RESTORATION OF NORMAL HOX CODE AND BRANCHIAL ARCH MORPHOGENESIS AFTER EXTENSIVE DELETION OF HINDBRAIN NEURAL CREST

Among the derivatives of the cephalic neural crest is the ectomesenchyme which subsequently constitutes most of the craniofacial skeleton. There is evidence to suggest that the skeletogenic fate of the hindbrain neural crest is specified before emigration from the neural tube and that Antennapedia class Hox genes are involved in that process. To explore the putative causal link between Hox expression and craniofacial morphology, we produced a specific series of bilateral crest deletions in chick embryos and assessed branchial arch morphology, Hox gene expression, and patterning of skeletal structures in the postoperative embryo. Surprisingly, we found that deletion of the bulk of the rhombencephalic crest and substantial portions of the dorsal rhombencephalon did not prevent normal branchial arch morphogenesis and normal patterns of Hox gene (-A3 and -B4) expression 48 h after operation. Neural crest-like cells have been identified on crest migration pathways at the level of the original ablation, further confirming that ablated cephalic neural crest is replaced by regeneration from the cut edge of the neuroepithelium.
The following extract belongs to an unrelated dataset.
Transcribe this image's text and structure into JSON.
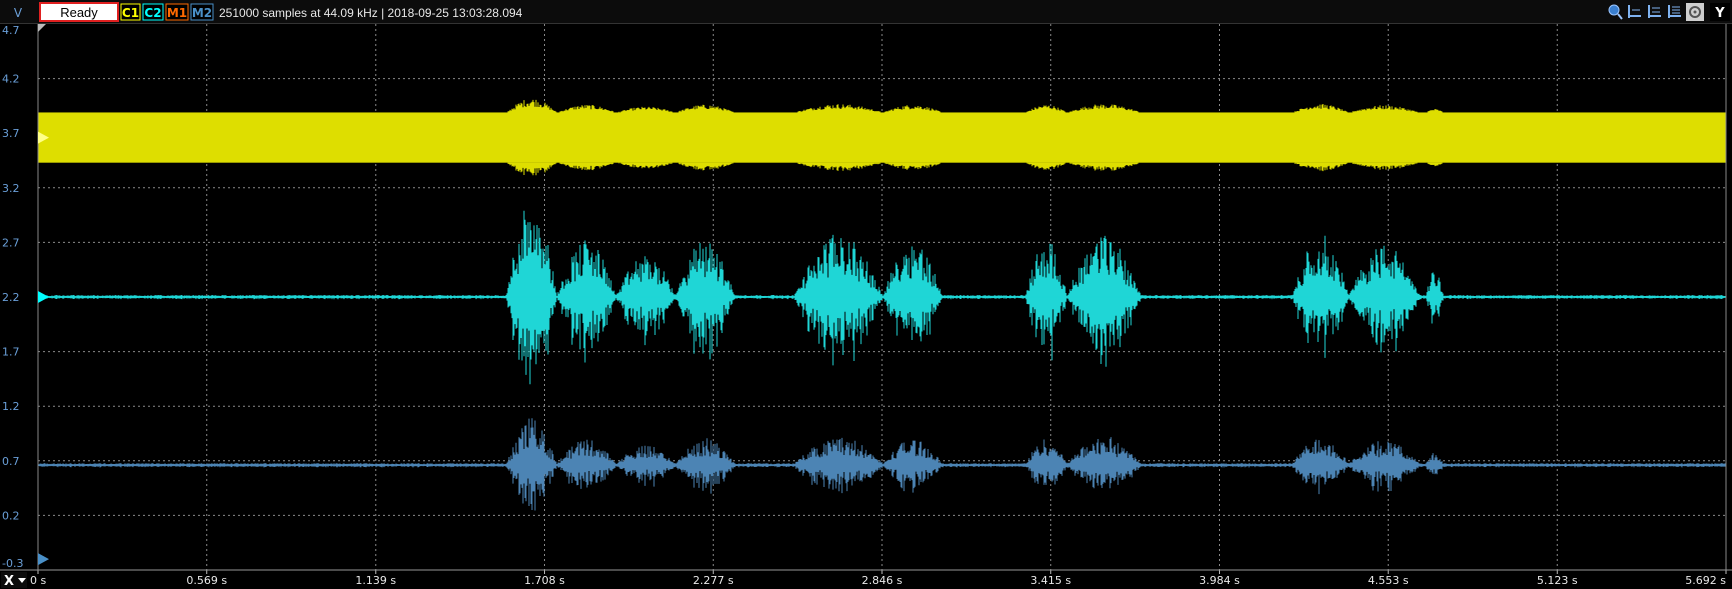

Furthermore, in such embryos ectomesenchyme from regenerated crest is able to form a facial skeleton in which the mandible and hyoid apparatus are normal in size and organization. These findings demonstrate that the cranial neuroepithelium has more extensive regenerative capacities than was previously thought, which has important implications for investigations of craniofacial development. (C) 1995 Academic Press, Inc.